São tempos bicudos, esses que estamos vivendo. Negacionismos e revisionismos exacerbados grassam por todos os lados. O que não faltam são exemplos de pessoas supostamente cultas que professam crenças sem a mínima razoabilidade. Pois, com o devido pedido de licença poética ao Neto Fagundes, reza a lenda que um jovem climatologista, afoito com a descoberta que o clima da Terra estaria mudando e a causa seria a atividade humana, foi se aconselhar com o Nego Véio. Recebido com mate e cara alegre, em meio a baforadas de um crioulo enrolado no capricho, após o ronco do mate, na mansidão silenciosa de um final de tarde, ouviu, com a merecida atenção, essas sábias palavras: - Olha querido, não é nada disso! Esse tal de aquecimento global que tanto falam por ai é o efeito chapa de fogão.
O jovem climatologista arregalou os olhos e aguçou os sentidos. Estava recebendo, gratuitamente, daquele velho sábio, uma metáfora bem ao gosto da comunidade científica, que, além de, possivelmente, garantir uma capa da Nature, iria lhe assegurar reconhecimento entre os pares no ambiente acadêmico. Longos silêncios. Intermináveis baforadas de palheiro. Mais um par de mates e o Nego Véio, como recomenda a boa prosa, em meio a pausas milimetricamente definidas, prosseguiu: - Não, definitivamente não. A causa desse tão falado aquecimento global não é essa tal elevação dos ditos gases de efeito estufa na atmosfera. O furo é mais embaixo, afirmou com ênfase, enquanto dirigia um olhar enigmático para o chão do galpão e aproximava, lentamente, um tição em brasa da velha cambona preta que aquecia água do chimarrão.

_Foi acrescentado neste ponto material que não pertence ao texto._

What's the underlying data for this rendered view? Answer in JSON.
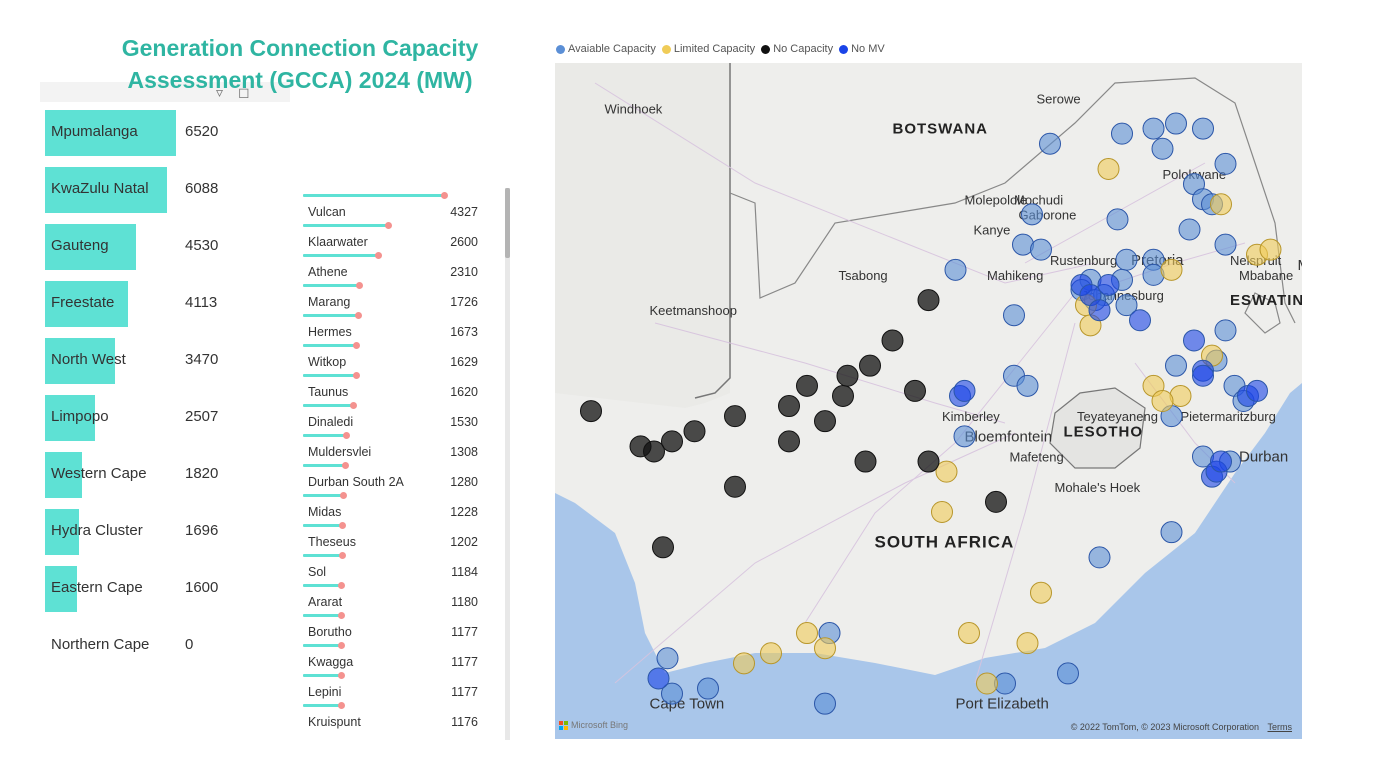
{
  "title": "Generation Connection Capacity Assessment (GCCA) 2024 (MW)",
  "toolbar": {
    "filter_icon": "filter-icon",
    "expand_icon": "focus-mode-icon"
  },
  "chart_data": [
    {
      "type": "bar",
      "orientation": "horizontal",
      "title": "Generation Connection Capacity Assessment (GCCA) 2024 (MW)",
      "categories": [
        "Mpumalanga",
        "KwaZulu Natal",
        "Gauteng",
        "Freestate",
        "North West",
        "Limpopo",
        "Western Cape",
        "Hydra Cluster",
        "Eastern Cape",
        "Northern Cape"
      ],
      "values": [
        6520,
        6088,
        4530,
        4113,
        3470,
        2507,
        1820,
        1696,
        1600,
        0
      ],
      "color": "#5ee1d4"
    },
    {
      "type": "bar",
      "style": "lollipop",
      "orientation": "horizontal",
      "categories": [
        "Vulcan",
        "Klaarwater",
        "Athene",
        "Marang",
        "Hermes",
        "Witkop",
        "Taunus",
        "Dinaledi",
        "Muldersvlei",
        "Durban South 2A",
        "Midas",
        "Theseus",
        "Sol",
        "Ararat",
        "Borutho",
        "Kwagga",
        "Lepini",
        "Kruispunt"
      ],
      "values": [
        4327,
        2600,
        2310,
        1726,
        1673,
        1629,
        1620,
        1530,
        1308,
        1280,
        1228,
        1202,
        1184,
        1180,
        1177,
        1177,
        1177,
        1176
      ],
      "stem_color": "#5ee1d4",
      "dot_color": "#f4928f"
    },
    {
      "type": "scatter",
      "subtype": "bubble-map",
      "legend": [
        {
          "name": "Avaiable Capacity",
          "color": "#5b8fd6"
        },
        {
          "name": "Limited Capacity",
          "color": "#f0cc58"
        },
        {
          "name": "No Capacity",
          "color": "#111111"
        },
        {
          "name": "No MV",
          "color": "#1a44e8"
        }
      ],
      "points": [
        {
          "lon": 28.6,
          "lat": -23.0,
          "status": "Avaiable Capacity"
        },
        {
          "lon": 29.3,
          "lat": -22.9,
          "status": "Avaiable Capacity"
        },
        {
          "lon": 29.8,
          "lat": -22.8,
          "status": "Avaiable Capacity"
        },
        {
          "lon": 30.4,
          "lat": -22.9,
          "status": "Avaiable Capacity"
        },
        {
          "lon": 27.0,
          "lat": -23.2,
          "status": "Avaiable Capacity"
        },
        {
          "lon": 29.5,
          "lat": -23.3,
          "status": "Avaiable Capacity"
        },
        {
          "lon": 30.9,
          "lat": -23.6,
          "status": "Avaiable Capacity"
        },
        {
          "lon": 30.2,
          "lat": -24.0,
          "status": "Avaiable Capacity"
        },
        {
          "lon": 30.4,
          "lat": -24.3,
          "status": "Avaiable Capacity"
        },
        {
          "lon": 26.6,
          "lat": -24.6,
          "status": "Avaiable Capacity"
        },
        {
          "lon": 28.5,
          "lat": -24.7,
          "status": "Avaiable Capacity"
        },
        {
          "lon": 30.1,
          "lat": -24.9,
          "status": "Avaiable Capacity"
        },
        {
          "lon": 30.9,
          "lat": -25.2,
          "status": "Avaiable Capacity"
        },
        {
          "lon": 26.4,
          "lat": -25.2,
          "status": "Avaiable Capacity"
        },
        {
          "lon": 26.8,
          "lat": -25.3,
          "status": "Avaiable Capacity"
        },
        {
          "lon": 28.7,
          "lat": -25.5,
          "status": "Avaiable Capacity"
        },
        {
          "lon": 29.3,
          "lat": -25.5,
          "status": "Avaiable Capacity"
        },
        {
          "lon": 24.9,
          "lat": -25.7,
          "status": "Avaiable Capacity"
        },
        {
          "lon": 28.6,
          "lat": -25.9,
          "status": "Avaiable Capacity"
        },
        {
          "lon": 29.3,
          "lat": -25.8,
          "status": "Avaiable Capacity"
        },
        {
          "lon": 26.2,
          "lat": -26.6,
          "status": "Avaiable Capacity"
        },
        {
          "lon": 28.7,
          "lat": -26.4,
          "status": "Avaiable Capacity"
        },
        {
          "lon": 30.9,
          "lat": -26.9,
          "status": "Avaiable Capacity"
        },
        {
          "lon": 29.8,
          "lat": -27.6,
          "status": "Avaiable Capacity"
        },
        {
          "lon": 26.2,
          "lat": -27.8,
          "status": "Avaiable Capacity"
        },
        {
          "lon": 31.1,
          "lat": -28.0,
          "status": "Avaiable Capacity"
        },
        {
          "lon": 29.7,
          "lat": -28.6,
          "status": "Avaiable Capacity"
        },
        {
          "lon": 25.1,
          "lat": -29.0,
          "status": "Avaiable Capacity"
        },
        {
          "lon": 30.4,
          "lat": -29.4,
          "status": "Avaiable Capacity"
        },
        {
          "lon": 31.0,
          "lat": -29.5,
          "status": "Avaiable Capacity"
        },
        {
          "lon": 29.7,
          "lat": -30.9,
          "status": "Avaiable Capacity"
        },
        {
          "lon": 28.1,
          "lat": -31.4,
          "status": "Avaiable Capacity"
        },
        {
          "lon": 22.1,
          "lat": -32.9,
          "status": "Avaiable Capacity"
        },
        {
          "lon": 27.4,
          "lat": -33.7,
          "status": "Avaiable Capacity"
        },
        {
          "lon": 18.5,
          "lat": -33.4,
          "status": "Avaiable Capacity"
        },
        {
          "lon": 19.4,
          "lat": -34.0,
          "status": "Avaiable Capacity"
        },
        {
          "lon": 18.6,
          "lat": -34.1,
          "status": "Avaiable Capacity"
        },
        {
          "lon": 22.0,
          "lat": -34.3,
          "status": "Avaiable Capacity"
        },
        {
          "lon": 26.0,
          "lat": -33.9,
          "status": "Avaiable Capacity"
        },
        {
          "lon": 31.3,
          "lat": -28.3,
          "status": "Avaiable Capacity"
        },
        {
          "lon": 30.7,
          "lat": -27.5,
          "status": "Avaiable Capacity"
        },
        {
          "lon": 27.9,
          "lat": -25.9,
          "status": "Avaiable Capacity"
        },
        {
          "lon": 27.7,
          "lat": -26.1,
          "status": "Avaiable Capacity"
        },
        {
          "lon": 28.2,
          "lat": -26.2,
          "status": "Avaiable Capacity"
        },
        {
          "lon": 28.0,
          "lat": -26.3,
          "status": "Avaiable Capacity"
        },
        {
          "lon": 26.5,
          "lat": -28.0,
          "status": "Avaiable Capacity"
        },
        {
          "lon": 30.6,
          "lat": -24.4,
          "status": "Avaiable Capacity"
        },
        {
          "lon": 28.3,
          "lat": -23.7,
          "status": "Limited Capacity"
        },
        {
          "lon": 30.8,
          "lat": -24.4,
          "status": "Limited Capacity"
        },
        {
          "lon": 31.6,
          "lat": -25.4,
          "status": "Limited Capacity"
        },
        {
          "lon": 31.9,
          "lat": -25.3,
          "status": "Limited Capacity"
        },
        {
          "lon": 29.7,
          "lat": -25.7,
          "status": "Limited Capacity"
        },
        {
          "lon": 27.8,
          "lat": -26.4,
          "status": "Limited Capacity"
        },
        {
          "lon": 27.9,
          "lat": -26.8,
          "status": "Limited Capacity"
        },
        {
          "lon": 30.6,
          "lat": -27.4,
          "status": "Limited Capacity"
        },
        {
          "lon": 29.3,
          "lat": -28.0,
          "status": "Limited Capacity"
        },
        {
          "lon": 29.9,
          "lat": -28.2,
          "status": "Limited Capacity"
        },
        {
          "lon": 29.5,
          "lat": -28.3,
          "status": "Limited Capacity"
        },
        {
          "lon": 24.7,
          "lat": -29.7,
          "status": "Limited Capacity"
        },
        {
          "lon": 24.6,
          "lat": -30.5,
          "status": "Limited Capacity"
        },
        {
          "lon": 26.8,
          "lat": -32.1,
          "status": "Limited Capacity"
        },
        {
          "lon": 25.2,
          "lat": -32.9,
          "status": "Limited Capacity"
        },
        {
          "lon": 26.5,
          "lat": -33.1,
          "status": "Limited Capacity"
        },
        {
          "lon": 21.6,
          "lat": -32.9,
          "status": "Limited Capacity"
        },
        {
          "lon": 22.0,
          "lat": -33.2,
          "status": "Limited Capacity"
        },
        {
          "lon": 20.8,
          "lat": -33.3,
          "status": "Limited Capacity"
        },
        {
          "lon": 20.2,
          "lat": -33.5,
          "status": "Limited Capacity"
        },
        {
          "lon": 25.6,
          "lat": -33.9,
          "status": "Limited Capacity"
        },
        {
          "lon": 16.8,
          "lat": -28.5,
          "status": "No Capacity"
        },
        {
          "lon": 17.9,
          "lat": -29.2,
          "status": "No Capacity"
        },
        {
          "lon": 18.6,
          "lat": -29.1,
          "status": "No Capacity"
        },
        {
          "lon": 18.2,
          "lat": -29.3,
          "status": "No Capacity"
        },
        {
          "lon": 19.1,
          "lat": -28.9,
          "status": "No Capacity"
        },
        {
          "lon": 20.0,
          "lat": -28.6,
          "status": "No Capacity"
        },
        {
          "lon": 21.2,
          "lat": -28.4,
          "status": "No Capacity"
        },
        {
          "lon": 21.6,
          "lat": -28.0,
          "status": "No Capacity"
        },
        {
          "lon": 22.0,
          "lat": -28.7,
          "status": "No Capacity"
        },
        {
          "lon": 22.4,
          "lat": -28.2,
          "status": "No Capacity"
        },
        {
          "lon": 21.2,
          "lat": -29.1,
          "status": "No Capacity"
        },
        {
          "lon": 23.0,
          "lat": -27.6,
          "status": "No Capacity"
        },
        {
          "lon": 23.5,
          "lat": -27.1,
          "status": "No Capacity"
        },
        {
          "lon": 22.5,
          "lat": -27.8,
          "status": "No Capacity"
        },
        {
          "lon": 24.0,
          "lat": -28.1,
          "status": "No Capacity"
        },
        {
          "lon": 24.3,
          "lat": -26.3,
          "status": "No Capacity"
        },
        {
          "lon": 24.3,
          "lat": -29.5,
          "status": "No Capacity"
        },
        {
          "lon": 20.0,
          "lat": -30.0,
          "status": "No Capacity"
        },
        {
          "lon": 22.9,
          "lat": -29.5,
          "status": "No Capacity"
        },
        {
          "lon": 25.8,
          "lat": -30.3,
          "status": "No Capacity"
        },
        {
          "lon": 18.4,
          "lat": -31.2,
          "status": "No Capacity"
        },
        {
          "lon": 27.7,
          "lat": -26.0,
          "status": "No MV"
        },
        {
          "lon": 27.9,
          "lat": -26.2,
          "status": "No MV"
        },
        {
          "lon": 28.1,
          "lat": -26.5,
          "status": "No MV"
        },
        {
          "lon": 28.3,
          "lat": -26.0,
          "status": "No MV"
        },
        {
          "lon": 29.0,
          "lat": -26.7,
          "status": "No MV"
        },
        {
          "lon": 30.2,
          "lat": -27.1,
          "status": "No MV"
        },
        {
          "lon": 30.4,
          "lat": -27.7,
          "status": "No MV"
        },
        {
          "lon": 30.4,
          "lat": -27.8,
          "status": "No MV"
        },
        {
          "lon": 25.0,
          "lat": -28.2,
          "status": "No MV"
        },
        {
          "lon": 25.1,
          "lat": -28.1,
          "status": "No MV"
        },
        {
          "lon": 31.4,
          "lat": -28.2,
          "status": "No MV"
        },
        {
          "lon": 31.6,
          "lat": -28.1,
          "status": "No MV"
        },
        {
          "lon": 30.6,
          "lat": -29.8,
          "status": "No MV"
        },
        {
          "lon": 30.7,
          "lat": -29.7,
          "status": "No MV"
        },
        {
          "lon": 30.8,
          "lat": -29.5,
          "status": "No MV"
        },
        {
          "lon": 18.3,
          "lat": -33.8,
          "status": "No MV"
        }
      ]
    }
  ],
  "map": {
    "country_labels": [
      "BOTSWANA",
      "SOUTH AFRICA",
      "LESOTHO",
      "ESWATINI"
    ],
    "city_labels": [
      "Windhoek",
      "Serowe",
      "Mochudi",
      "Polokwane",
      "Molepolole",
      "Gaborone",
      "Kanye",
      "Rustenburg",
      "Pretoria",
      "Nelspruit",
      "Map",
      "Mbabane",
      "Tsabong",
      "Mahikeng",
      "Johannesburg",
      "Keetmanshoop",
      "Kimberley",
      "Teyateyaneng",
      "Bloemfontein",
      "Pietermaritzburg",
      "Mafeteng",
      "Durban",
      "Mohale's Hoek",
      "Cape Town",
      "Port Elizabeth"
    ],
    "attribution": "Microsoft Bing",
    "copyright": "© 2022 TomTom, © 2023 Microsoft Corporation",
    "terms": "Terms"
  }
}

O climatologista estancou. Ficou paralisado diante da iminência da grande revelação, que tinha certeza, se aproximava. O gauchão, com o vagar que recomendava a ocasião, levantou a cabeça, fixou o olhar no jovem a sua frente e falou: - Escuta bem, meu guri! Essa Terra está de cheia de pecadores. O que não falta nesse mundo velho é gente atentando contra as Leis de Deus. E todos os dias partem para o outro lado umas 250 milhões de almas penadas. Todo Santo Dia! Dessa tropa, a maioria, o Bom Deus não quer ver lá em cima, que é onde fica o Céu, nem pintada de ouro. Vão direto lá para baixo, para o Inferno. O Diabo está tendo de aumentar o fogo para dar conta do trabalho. Isso até explica um pouco desse desmatamento da Amazônia. A demanda de lenha no Inferno aumentou muito. O chifrudo velho nunca trabalhou tanto. E como você sabe, a Terra é plana. Com esse fogaréu todo lá embaixo, a coisa funciona como um fogão a lenha. O fogo é embaixo, mas a chapa esquenta mesmo é em cima. Entendeu queridão? Não fala mais essa bobagem de efeito estufa. O que temos mesmo é um efeito chapa de fogão.
O climatologista, em estado de graça, abriu um sorriso e percebeu o valor da epifania do Nego Véio. Uma tese bem elaborada e ao gosto de criacionistas, terraplanistas e negacionistas do aquecimento global. Insistir, com esse tipo de pessoa, que a mudança do clima da Terra, causada pela atividade humana, é uma ameaça real, é dar murros em pontas de facas. Não adianta alegar que há mais indicadores da mudança do clima global do que meramente a elevação da concentração atmosférica de gases de efeito estufa pela atividade antrópica (inequivocamente diagnosticada desde os anos 1950). Que, sim, a humanidade pode não ser sensível às mudanças nas médias das variáveis climáticas, que apontam os relatórios científicos do Painel Intergovernamental da Mudança do Clima (IPCC), mas não é imune aos acidentes causados pelos eventos climáticos extremos. E que mudança do clima não é atraso para a agricultura brasileira. Ao contrário, nos confere competitividade e abre espaço para inovação tecnológica e criação de novos negócios, sem precedentes. Querem um exemplo? A indústria de biocombustíveis no Brasil. Sim, o Acordo de Paris é coisa séria. Mas, quem preferir que fique com o efeito chapa de fogão. (P.S.: Inspirado em interpretação do aquecimento global atribuída a uma pastora paraguaia, que circula nas redes sociais. Supostamente uma fake news.)